A recent paper on school food in Mexico is illustrative.  In Mexico, schools have long been promoting the sale of unhealthy foods, and researchers studied stakeholders’ perspectives on proposed regulations that would address the situation. They got input from academics, parents, citizens, health professionals, and the food industry. For academics, citizens and health professionals, the primary issue is obesity, while for parents it is the health of children. The food industry did not contest the claim that the foods were unhealthy, but opposed regulation because it would cost income and jobs. They demanded policies aimed at families that included nutrition education and physical activity. The food industry also rejected the narratives and perspective of other stakeholders—improve the food environment and share responsibility—espousing instead the standard narrative of personal responsibility.

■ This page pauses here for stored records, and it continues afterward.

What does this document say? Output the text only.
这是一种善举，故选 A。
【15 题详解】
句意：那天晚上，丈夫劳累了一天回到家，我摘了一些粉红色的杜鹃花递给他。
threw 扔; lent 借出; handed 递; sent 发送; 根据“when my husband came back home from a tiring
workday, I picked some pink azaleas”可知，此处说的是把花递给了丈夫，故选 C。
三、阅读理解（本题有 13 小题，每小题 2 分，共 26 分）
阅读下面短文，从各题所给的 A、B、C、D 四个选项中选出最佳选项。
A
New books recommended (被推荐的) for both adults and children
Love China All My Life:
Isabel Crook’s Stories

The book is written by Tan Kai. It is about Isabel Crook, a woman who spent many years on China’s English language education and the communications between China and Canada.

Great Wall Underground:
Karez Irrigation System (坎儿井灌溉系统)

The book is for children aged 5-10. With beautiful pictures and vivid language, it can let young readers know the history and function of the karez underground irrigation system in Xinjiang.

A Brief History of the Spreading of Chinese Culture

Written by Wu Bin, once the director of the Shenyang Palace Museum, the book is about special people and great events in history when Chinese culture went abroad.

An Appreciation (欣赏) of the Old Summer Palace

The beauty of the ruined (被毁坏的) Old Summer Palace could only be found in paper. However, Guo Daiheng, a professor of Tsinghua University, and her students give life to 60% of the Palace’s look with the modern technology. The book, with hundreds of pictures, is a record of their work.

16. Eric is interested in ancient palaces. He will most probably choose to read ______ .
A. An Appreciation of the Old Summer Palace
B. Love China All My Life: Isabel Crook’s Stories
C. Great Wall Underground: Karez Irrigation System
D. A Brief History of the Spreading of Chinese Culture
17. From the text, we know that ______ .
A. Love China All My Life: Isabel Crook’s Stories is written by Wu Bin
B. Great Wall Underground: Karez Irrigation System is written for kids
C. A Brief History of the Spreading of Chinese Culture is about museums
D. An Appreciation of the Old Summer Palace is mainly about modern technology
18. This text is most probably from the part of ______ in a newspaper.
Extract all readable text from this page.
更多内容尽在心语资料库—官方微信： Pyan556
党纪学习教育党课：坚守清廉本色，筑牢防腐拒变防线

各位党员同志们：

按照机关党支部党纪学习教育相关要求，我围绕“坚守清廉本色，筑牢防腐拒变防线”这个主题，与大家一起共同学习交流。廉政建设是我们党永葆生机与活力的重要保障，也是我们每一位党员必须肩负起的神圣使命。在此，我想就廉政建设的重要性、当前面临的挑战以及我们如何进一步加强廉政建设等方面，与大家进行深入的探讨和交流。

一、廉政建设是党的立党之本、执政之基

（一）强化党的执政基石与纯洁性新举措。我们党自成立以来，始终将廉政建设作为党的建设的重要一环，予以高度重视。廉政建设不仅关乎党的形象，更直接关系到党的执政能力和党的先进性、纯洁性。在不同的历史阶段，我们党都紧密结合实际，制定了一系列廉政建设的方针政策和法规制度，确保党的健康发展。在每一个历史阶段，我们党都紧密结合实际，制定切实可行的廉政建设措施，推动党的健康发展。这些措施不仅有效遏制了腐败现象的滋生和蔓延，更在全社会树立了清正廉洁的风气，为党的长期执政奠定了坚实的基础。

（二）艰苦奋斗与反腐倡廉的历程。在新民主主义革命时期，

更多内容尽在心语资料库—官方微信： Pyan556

In this example, the collective “person” of the food industry exhibits textbook dissocial personality disorder. When corporate interests conflict with social or collective interests, the corporate entity often displays a “gross and persistent attitude of irresponsibility and disregard for social norms, rules, and obligations.” It professes to have no choice under fiduciary responsibility, claiming to be structured to ignore other constituencies such as customers, the economy of the state, the region, and the nation, or to accommodate community and societal considerations.

Coordinated change among consumers and business is vital to make progress toward a healthy and sustainable life. Government must drive progress by taking a leadership role in setting out long-term policies that unite health, environment and economic goals. We deserve nothing less.

This is my final blog for AJPM. I have enjoyed sharing my thoughts with you over the past year, and I hope they stimulated your thinking and talking about health. Thank you for reading.  Stay well.